Cheap drugs may not be the only benefit of India’s approach, but the drugs are certainly cheap. The cost of Tenofovir in developed countries is $5,700 per patient per year: the Indian generic version is available in the developing world for just $800. Because of this price difference, 75% of the 4m people in the world taking medication for Aids are using generic copies. Almost all of these are made in India, and in fact, about 40% of the world’s aids patients are taking drugs made by one company: Cipla, which is now the biggest manufacturer of antiretroviral drugs in the world.
Ignoring patent and licensing issues has allowed Dr Yusuf Hamied, director of Cipla, to innovate: even though each drug is officially owned by a different company, he could put a common combination of three treatments (Stavudine, Lamivudine and Nevirapine) into one simple, single combination pill. This increases treatment compliance – it’s easier to take your medication correctly – and that keeps you alive longer, while reducing the emergence of resistant strains.
Hamied calls his pill Triomune (he also offers “Antiflu”, a copy of Tamiflu for the developing world, and many more). In 2001 he was selling to MSF clinics for $350 per person per year, more than 30 times cheaper than the official versions of these drugs. Triomune is now only $87 a year. This is amazing. Hamied is a hero.
Richard Sykes, head of GlaxoSmithKline (and now now retired rector of Imperial College London) disagreed. He called Hamied a “pirate” and described the quality of Indian generic drugs as “iffy”. Hamied says GSK is a “global serial killer“ for charging high prices for their medication. So who is right?
Drug patents are a fascinating trade off between the benefit of incentive, and the harm to innovation. It takes about $800m and 10 years to bring a drug to market: during this time you make no money, and your drug could fail at any stage. As a sweetener, after this, you have 10 years of being the sole manufacturer to recoup your costs and make a profit.
There are other benefits for all of us. Instead of relying on obsessive secrecy to protect your idea (which is how Coca Cola protect their recipe) patents allow drug companies to safely disclose more information in public, which helps other people innovate. Protecting ideas also allows a smaller company negotiate outside investment and develop their theories.
But patents can also retard innovation. Even though your competitors may have greater expertise in the relevant fields, they will be hindered from doing research into derivatives of your drug, or other uses for it, or improvements to it.

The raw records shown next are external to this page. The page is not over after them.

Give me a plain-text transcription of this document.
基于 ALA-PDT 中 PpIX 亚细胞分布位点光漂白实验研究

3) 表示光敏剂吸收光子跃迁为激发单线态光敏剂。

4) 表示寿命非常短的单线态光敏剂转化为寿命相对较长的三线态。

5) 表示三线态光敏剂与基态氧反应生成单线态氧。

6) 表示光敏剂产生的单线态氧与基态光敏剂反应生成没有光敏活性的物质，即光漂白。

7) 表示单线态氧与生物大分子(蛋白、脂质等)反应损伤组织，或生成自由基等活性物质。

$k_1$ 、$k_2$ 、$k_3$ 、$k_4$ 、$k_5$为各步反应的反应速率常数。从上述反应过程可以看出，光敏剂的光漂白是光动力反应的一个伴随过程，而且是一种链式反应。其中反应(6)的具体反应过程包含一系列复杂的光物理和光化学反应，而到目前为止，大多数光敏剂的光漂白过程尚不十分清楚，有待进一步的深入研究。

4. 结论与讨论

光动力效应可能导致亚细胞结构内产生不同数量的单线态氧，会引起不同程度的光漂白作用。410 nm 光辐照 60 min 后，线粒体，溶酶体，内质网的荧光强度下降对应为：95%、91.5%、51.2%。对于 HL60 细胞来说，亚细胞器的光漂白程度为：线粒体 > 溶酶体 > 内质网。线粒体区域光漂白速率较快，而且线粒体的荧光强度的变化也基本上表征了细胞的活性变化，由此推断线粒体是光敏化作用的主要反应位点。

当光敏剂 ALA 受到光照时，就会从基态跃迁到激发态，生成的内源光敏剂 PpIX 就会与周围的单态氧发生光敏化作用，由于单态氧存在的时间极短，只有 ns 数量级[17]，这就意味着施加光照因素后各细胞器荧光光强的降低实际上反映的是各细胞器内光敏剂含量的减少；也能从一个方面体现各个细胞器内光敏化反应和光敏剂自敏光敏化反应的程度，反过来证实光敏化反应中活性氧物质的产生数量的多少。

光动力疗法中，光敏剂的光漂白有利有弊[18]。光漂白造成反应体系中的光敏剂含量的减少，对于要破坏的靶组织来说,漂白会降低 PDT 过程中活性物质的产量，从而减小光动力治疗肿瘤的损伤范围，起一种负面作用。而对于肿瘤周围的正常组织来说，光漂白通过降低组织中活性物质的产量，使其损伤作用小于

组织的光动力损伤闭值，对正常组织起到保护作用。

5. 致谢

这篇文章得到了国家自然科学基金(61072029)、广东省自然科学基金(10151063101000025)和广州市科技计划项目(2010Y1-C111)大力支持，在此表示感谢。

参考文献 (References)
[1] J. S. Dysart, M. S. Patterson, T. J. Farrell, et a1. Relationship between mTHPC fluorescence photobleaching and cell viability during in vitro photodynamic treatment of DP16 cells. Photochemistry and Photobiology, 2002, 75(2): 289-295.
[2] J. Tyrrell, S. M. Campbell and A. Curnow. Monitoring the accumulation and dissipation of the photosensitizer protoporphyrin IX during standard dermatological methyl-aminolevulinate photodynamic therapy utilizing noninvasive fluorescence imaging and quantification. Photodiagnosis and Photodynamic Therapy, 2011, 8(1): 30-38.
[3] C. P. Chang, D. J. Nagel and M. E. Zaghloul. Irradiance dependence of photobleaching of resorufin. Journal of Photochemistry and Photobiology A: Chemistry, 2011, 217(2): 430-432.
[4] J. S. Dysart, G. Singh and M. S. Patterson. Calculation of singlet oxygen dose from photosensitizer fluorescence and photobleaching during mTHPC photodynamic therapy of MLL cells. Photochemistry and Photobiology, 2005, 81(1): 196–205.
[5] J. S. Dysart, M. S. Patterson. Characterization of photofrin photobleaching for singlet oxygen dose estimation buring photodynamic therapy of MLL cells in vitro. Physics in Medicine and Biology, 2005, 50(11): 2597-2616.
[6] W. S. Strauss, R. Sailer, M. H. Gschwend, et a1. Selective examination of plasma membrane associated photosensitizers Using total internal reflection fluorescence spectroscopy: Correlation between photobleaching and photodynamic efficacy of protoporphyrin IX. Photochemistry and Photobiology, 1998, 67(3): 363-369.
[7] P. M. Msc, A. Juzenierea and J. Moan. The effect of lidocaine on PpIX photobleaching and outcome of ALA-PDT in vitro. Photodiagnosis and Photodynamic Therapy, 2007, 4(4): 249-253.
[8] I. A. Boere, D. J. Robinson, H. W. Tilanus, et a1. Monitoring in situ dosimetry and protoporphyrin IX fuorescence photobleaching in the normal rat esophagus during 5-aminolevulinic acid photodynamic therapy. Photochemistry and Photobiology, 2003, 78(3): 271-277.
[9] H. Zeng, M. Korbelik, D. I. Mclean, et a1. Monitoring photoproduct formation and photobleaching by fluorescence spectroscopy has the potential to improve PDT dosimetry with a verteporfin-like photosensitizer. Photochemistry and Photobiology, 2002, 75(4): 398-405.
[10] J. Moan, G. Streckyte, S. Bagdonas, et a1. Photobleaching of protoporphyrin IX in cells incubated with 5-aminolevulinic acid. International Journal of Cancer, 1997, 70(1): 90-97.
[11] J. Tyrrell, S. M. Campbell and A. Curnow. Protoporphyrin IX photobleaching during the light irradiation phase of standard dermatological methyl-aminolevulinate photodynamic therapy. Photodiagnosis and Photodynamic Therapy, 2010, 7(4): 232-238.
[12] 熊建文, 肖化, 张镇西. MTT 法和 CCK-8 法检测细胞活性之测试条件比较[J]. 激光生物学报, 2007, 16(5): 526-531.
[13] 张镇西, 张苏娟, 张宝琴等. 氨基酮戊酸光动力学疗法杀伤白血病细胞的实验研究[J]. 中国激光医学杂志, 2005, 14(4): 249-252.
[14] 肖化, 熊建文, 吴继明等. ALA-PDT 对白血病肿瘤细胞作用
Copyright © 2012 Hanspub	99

Thomas Edison managed to get a broad patent on his improvements to the light bulb, and this forced his competitors – who had made subsequent technical improvements of their own – out of business. It took a World War to cajole the Wright brothers into finally agreeing licenses for everyone else over their patent on the airplane.
And the other downside, of course, is the monopoly. With patents you are the sole provider of a drug, you get to set the price in each country, and if your drug is lifesaving then everyone has to pay it, or die. In lots of places, they just die. There are 33 million people living with Aids in the world today. 2 million die every year, and at the moment, despite heroic improvements over the last 5 years, 70% of those who need treatment do not get it.
Patents weren’t devised out of a sense of natural justice. They are there to incentivise innovation, to “add the fuel of interest to the fire of genius”, as Abraham Lincoln said. So how much fuel can you get from the developing world? According to MSF, Africa, for example, accounts for a non-massive 1% of the world’s medicine market.
If the global $550bn pharmaceutical industry are trying to make an economic case for patents in the developing world, then they must argue that the benefit to drug development from the financial incentives in these tiny corners of the world market is so significant – so vital, the final link in the incentive chain – that it is more important than millions of unnecessary deaths. I am not a health economist, but I doubt that is a fair swap, and this is not what patent laws were invented for.